I was yaking with a friend and he mentioned washing pleated shop vac filters. I know they can be blown out, vacumed but I never heard of washing one. They are paper and washing paper does not seem doable.

A bit of time went by and I had run out of pre filters. they sell pre filters and I normally use them but I had run out and used the vac anyway.

http://www.shopvac.com/shopvac-accessories/products/pre-filter-for-cartridge-filter__903-49-00.aspx

So with great trepidation I washed the filter, I was gentle with it, let it dry and reinstalled it. No problem.
HTH JIm


----------



## firehawkmph (Apr 26, 2008)

Jj,
I have 6 or 7 shop vacs, lost count, mostly rigids. I have been washing the paper filters for almost forty years, back when I had a couple of Sears shop vacs. I grab the filter by the ends and tap it inside a garbage can while slowly rotating it around. That gets rid of most of the dirt stuck between the pleats. Then I take a hose with a nozzle and aim the stream at an angle at the inside of the pleats, slowly rotating the filter so I get all the pleats. This is all done on the outside of the filter. It flushes the dirt right away. Set the filter out in the sun for a few hours and it's good as new. Don't hold the nozzle right up against the filter, especially if you have high water pressure. Stay about a foot away. I have filters that are around twenty years old.
Mike Hawkins


----------



## TS3660 (Mar 4, 2008)

I also wash them with a hose. No problem.
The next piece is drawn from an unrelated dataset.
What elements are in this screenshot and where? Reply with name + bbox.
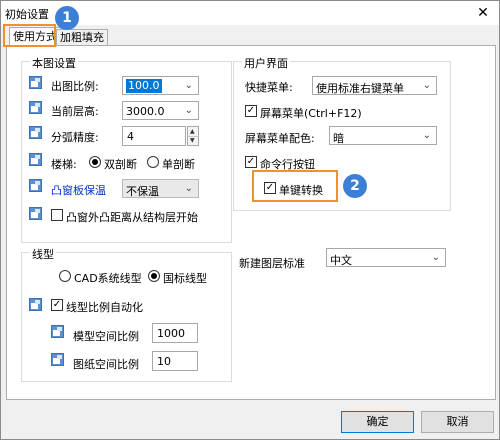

They are too expensive to buy all the time.


----------



## Sawdustguy (Dec 30, 2008)

I wash mine also.


----------



## rrich (Jun 24, 2009)

I replaced my filters with HEPA ones from Clean Stream.
http://www.cleanstream.com/

Because a I have a couple of shop vac, I clean them with the shop vac. 

Never thought about nor saw the need to wash them.


----------



## jjrbus (Dec 6, 2009)

Well you never told us about it:laughing:


----------



## Sorrowful Jones (Nov 28, 2010)

I never thought about washing them. I figured they would just fall apart. I have a Ridgid vac and I have been using the inner bags which keep a LOT of sawdust from the filter.


----------